Сердце у меня не лежало к учебе. Когда подошло время весенних каникул, я написал заявление на отчисление, хотя закончить колледж было моей главной целью с того самого судьбоносного дня с Глэдис и доктором Хермом Дэвисом. Я оставил записку Майку, говоря, что мне требуется время все обдумать, но я, возможно, вернусь. У меня не было никакого конкретного плана, поэтому я не знал, что еще написать.

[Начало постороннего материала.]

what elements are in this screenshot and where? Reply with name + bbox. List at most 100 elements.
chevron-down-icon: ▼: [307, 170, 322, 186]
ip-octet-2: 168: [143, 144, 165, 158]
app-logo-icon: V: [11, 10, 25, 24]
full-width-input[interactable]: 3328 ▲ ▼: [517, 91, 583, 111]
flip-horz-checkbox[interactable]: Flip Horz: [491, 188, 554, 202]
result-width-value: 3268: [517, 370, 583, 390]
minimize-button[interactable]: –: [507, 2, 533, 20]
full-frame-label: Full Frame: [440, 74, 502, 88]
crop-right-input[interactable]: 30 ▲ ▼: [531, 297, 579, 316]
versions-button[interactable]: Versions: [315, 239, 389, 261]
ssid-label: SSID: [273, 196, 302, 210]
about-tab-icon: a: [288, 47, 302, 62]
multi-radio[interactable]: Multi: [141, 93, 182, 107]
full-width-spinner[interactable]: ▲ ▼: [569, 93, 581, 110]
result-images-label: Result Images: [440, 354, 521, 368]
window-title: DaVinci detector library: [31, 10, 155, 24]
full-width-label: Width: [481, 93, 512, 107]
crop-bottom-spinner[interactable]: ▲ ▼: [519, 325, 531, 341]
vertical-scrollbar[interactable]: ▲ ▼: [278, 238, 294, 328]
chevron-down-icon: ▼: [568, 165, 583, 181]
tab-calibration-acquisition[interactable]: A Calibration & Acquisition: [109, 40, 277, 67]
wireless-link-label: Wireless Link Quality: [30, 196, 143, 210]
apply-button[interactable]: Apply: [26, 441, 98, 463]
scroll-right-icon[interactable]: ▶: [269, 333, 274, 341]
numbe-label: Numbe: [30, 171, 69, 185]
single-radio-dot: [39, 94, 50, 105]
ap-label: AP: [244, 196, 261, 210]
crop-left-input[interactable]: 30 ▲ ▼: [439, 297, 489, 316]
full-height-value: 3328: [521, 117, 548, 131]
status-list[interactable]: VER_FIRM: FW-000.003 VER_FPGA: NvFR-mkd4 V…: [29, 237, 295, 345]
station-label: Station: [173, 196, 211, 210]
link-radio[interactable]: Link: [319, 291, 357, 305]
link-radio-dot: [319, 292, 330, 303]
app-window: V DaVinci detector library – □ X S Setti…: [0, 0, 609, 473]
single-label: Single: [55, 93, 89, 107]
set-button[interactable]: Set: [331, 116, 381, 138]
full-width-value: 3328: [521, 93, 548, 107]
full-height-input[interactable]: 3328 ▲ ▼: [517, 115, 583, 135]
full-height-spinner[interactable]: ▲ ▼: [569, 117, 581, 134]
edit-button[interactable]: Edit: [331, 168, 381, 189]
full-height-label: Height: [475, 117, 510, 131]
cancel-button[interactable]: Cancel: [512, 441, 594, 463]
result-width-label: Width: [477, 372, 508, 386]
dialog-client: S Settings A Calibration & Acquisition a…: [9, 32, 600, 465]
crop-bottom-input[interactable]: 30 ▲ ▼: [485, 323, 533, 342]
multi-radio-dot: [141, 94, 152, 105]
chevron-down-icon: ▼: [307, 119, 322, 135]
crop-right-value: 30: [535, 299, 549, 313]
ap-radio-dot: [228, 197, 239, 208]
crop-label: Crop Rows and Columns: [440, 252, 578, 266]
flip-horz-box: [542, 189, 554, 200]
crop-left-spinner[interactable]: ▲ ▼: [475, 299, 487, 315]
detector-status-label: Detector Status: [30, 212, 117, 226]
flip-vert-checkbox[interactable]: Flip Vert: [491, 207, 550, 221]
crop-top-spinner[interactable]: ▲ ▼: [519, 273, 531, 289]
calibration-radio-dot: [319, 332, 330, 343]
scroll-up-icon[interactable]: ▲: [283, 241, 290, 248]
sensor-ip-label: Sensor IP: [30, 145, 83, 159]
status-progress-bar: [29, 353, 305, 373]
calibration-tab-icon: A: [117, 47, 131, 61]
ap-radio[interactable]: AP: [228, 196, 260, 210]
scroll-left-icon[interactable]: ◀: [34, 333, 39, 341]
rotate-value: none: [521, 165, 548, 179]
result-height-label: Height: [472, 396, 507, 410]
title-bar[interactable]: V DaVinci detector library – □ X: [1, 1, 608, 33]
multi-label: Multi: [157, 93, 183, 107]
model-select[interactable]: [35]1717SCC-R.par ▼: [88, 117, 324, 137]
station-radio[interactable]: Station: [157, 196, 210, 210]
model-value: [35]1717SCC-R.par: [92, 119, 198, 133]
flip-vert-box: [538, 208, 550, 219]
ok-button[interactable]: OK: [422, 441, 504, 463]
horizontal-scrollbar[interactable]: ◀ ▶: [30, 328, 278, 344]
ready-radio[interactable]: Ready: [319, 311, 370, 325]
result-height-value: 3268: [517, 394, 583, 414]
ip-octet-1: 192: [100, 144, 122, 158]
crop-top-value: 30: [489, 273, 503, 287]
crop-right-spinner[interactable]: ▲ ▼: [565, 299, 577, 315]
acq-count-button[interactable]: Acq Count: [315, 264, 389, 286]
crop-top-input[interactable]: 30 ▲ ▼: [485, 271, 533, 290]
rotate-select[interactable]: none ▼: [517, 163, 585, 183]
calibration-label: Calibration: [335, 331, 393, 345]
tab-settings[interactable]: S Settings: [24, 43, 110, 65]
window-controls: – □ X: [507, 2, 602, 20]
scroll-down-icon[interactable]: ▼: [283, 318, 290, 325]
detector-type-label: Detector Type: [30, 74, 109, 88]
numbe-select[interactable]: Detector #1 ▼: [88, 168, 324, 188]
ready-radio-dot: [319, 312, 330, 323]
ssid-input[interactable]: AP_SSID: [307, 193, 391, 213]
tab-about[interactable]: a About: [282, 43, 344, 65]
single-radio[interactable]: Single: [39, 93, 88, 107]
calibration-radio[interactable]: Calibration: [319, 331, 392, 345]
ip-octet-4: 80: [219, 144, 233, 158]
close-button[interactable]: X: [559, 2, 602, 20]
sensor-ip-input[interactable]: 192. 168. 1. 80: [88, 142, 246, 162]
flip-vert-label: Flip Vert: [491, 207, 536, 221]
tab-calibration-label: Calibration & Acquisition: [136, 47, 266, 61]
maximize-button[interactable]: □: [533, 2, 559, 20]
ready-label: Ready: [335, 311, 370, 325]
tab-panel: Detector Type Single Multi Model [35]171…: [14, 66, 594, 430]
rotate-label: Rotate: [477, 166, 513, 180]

Я поехал в Гэллап, останавливаясь лишь перекусить и поспать. Мой «Рамблер» работал на пределе. Мне хотелось скорей оказаться там, где я чувствовал себя нормальным человеком, в местах, которым я принадлежал. Добравшись до трассы 66, я снял себе комнату в дешевом мотеле с тараканами на один месяц. Нагреватель стонал и трясся от старости, но за два доллара за ночь я на него не жаловался. Даже пьяницы, валявшиеся у дверей, показались мне знакомыми.
На следующее утро я поехал по трассе 66 в сувенирную лавку Рея Пино. Об одной мысли о том, что мы вновь увидимся с ним, у меня становилось тепло на душе. Гэллап показался мне более грязным, чем я его помнил, а может, так сказывались последствия жизни на преуспевающем богатом Восточном побережье. Проезжая мимо Южной второй улицы, где стоял когда-то наш дом на две семьи, я увидел объявление на заборе стройки: «Требуются поденные рабочие, десять долларов в день». Я повернул руль.
Когда я спросил прораба, жирный неряшливый рабочий, стоявший возле бетономешалки с сигаретой во рту, пальцем указал на высокого мужчину с громадным животом.
— Вам нужны поденщики? — спросил я его.
На рабочей куртке у мужчины красовалась табличка «Бак, прораб».
— О да, мы как раз ищем гения с университетским образованием, чтобы он махал тут кувалдой и таскал цементные блоки, — съязвил он. Полдюжины рабочих-мексиканцев, услышав это, расхохотались.
— Приходите завтра к семи утра, профессор Неудачник.